US March propylene contract prices plummet as production recovers from winter storm
US March propylene contracts for the majority of market participants settled at an 18.5 cents/lb ($408/tonne) decrease from February as Gulf Coast production recovered from disruptions caused by mid-February's winter storm.
Coming just one month after the largest-ever month-on-month increase, March's month-on-month decrease is the steepest since 2008.
However, at 70.0 cents/lb for polymer-grade propylene (PGP) and 68.5 cents/lb for chemical-grade propylene (CGP), prices remain well above the three-year averages of around 43.0 cents/lb and 41.5 cents/lb, respectively.
Front-month PGP thus far in March has traded at 53-85 cents/lb, compared with 85-125 cents/lb in February.
US propylene supply continues to loosen as production ramps up following winter-storm related shutdowns; however, market tightness persists due to low inventories and strong demand.
While most propylene-producing plants are back online, operating rates remain below pre-storm levels.
However, accelerating roll-outs of coronavirus vaccines and pent-up demand are expected to amplify Q3's seasonal demand upswing. If this turns out to be the case, the propylene market will get an influx of supply from fluid catalytic cracking (FCC) units.

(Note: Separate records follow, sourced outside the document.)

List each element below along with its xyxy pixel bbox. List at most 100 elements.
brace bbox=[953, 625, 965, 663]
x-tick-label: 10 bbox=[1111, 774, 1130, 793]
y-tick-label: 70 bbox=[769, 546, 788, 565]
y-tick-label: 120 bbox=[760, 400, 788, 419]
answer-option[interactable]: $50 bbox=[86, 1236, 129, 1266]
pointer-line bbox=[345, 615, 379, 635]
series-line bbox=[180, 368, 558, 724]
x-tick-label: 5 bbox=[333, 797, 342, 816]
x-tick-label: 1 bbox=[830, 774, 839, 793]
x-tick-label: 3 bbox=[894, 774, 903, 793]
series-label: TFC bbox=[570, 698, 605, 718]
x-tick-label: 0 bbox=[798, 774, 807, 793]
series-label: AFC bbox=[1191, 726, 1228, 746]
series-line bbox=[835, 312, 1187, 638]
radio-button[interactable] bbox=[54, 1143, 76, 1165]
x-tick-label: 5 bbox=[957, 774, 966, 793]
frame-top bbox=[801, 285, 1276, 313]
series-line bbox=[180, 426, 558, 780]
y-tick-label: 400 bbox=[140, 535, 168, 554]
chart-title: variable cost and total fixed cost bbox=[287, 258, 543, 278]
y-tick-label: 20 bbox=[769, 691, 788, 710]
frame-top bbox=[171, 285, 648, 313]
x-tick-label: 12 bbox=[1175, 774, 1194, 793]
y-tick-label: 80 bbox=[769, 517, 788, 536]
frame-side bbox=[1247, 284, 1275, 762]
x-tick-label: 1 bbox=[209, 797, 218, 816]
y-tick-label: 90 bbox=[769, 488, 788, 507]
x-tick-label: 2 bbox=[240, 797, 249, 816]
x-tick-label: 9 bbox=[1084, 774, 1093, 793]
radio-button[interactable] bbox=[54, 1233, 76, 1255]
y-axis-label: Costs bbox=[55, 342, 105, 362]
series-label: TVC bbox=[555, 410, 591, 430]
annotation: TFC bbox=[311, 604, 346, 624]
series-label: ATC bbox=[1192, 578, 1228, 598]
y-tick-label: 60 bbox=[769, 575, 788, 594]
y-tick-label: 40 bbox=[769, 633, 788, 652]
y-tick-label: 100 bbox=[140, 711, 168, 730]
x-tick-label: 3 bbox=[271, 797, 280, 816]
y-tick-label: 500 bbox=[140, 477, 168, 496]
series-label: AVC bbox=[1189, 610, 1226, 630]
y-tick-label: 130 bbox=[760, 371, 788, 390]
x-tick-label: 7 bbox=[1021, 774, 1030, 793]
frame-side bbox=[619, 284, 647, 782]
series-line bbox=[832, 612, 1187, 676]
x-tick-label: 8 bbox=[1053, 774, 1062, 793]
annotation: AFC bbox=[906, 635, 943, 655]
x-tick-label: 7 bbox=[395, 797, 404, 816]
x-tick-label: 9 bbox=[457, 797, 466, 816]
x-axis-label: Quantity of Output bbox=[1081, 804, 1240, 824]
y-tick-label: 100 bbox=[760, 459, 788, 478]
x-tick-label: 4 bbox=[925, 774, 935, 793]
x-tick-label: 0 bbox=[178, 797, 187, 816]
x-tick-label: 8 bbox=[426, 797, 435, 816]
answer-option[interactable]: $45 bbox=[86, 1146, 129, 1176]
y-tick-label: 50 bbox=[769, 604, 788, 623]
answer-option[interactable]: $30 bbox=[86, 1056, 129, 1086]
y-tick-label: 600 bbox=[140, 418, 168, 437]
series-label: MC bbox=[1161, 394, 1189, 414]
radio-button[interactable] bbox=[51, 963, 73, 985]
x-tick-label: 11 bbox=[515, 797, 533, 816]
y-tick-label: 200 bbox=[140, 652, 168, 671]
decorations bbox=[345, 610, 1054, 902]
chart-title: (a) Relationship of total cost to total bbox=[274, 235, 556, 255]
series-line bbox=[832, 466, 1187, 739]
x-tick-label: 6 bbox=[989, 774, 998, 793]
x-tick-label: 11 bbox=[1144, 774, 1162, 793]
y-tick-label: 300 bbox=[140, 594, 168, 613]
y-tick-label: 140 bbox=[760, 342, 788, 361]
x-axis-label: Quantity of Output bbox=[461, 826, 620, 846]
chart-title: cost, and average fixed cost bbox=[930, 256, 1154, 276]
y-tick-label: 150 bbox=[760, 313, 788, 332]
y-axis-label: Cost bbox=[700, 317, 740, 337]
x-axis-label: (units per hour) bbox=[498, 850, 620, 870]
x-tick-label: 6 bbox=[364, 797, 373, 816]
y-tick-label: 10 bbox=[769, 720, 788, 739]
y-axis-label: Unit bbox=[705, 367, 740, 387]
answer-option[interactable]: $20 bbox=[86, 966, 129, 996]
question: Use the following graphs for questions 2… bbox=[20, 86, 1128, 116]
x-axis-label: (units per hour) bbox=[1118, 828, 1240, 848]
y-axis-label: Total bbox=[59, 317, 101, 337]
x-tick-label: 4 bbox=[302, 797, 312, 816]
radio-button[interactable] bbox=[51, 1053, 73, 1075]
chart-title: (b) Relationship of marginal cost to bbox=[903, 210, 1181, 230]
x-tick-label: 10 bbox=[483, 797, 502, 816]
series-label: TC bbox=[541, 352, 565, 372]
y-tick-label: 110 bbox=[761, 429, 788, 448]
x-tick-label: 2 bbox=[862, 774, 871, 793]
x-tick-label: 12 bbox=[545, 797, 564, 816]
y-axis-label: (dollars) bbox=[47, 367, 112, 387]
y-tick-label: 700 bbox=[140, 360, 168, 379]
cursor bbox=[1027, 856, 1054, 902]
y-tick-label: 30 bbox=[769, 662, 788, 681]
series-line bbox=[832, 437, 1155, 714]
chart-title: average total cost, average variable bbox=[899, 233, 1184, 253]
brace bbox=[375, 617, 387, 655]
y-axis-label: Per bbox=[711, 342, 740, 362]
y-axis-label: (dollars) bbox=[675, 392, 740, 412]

Demand for most propylene derivatives remains healthy as re-opening economies and a new US stimulus package are spurring consumption of manufactured goods.
The main outlet for propylene is as a feedstock for polypropylene (PP). Propylene is also used to produce acrylonitrile (ACN), propylene oxide (PO), a number of alcohols, cumene and acrylic acid.
Major US propylene producers include Chevron Phillips Chemical, Enterprise Products, ExxonMobil, Flint Hills Resources and Shell Chemical.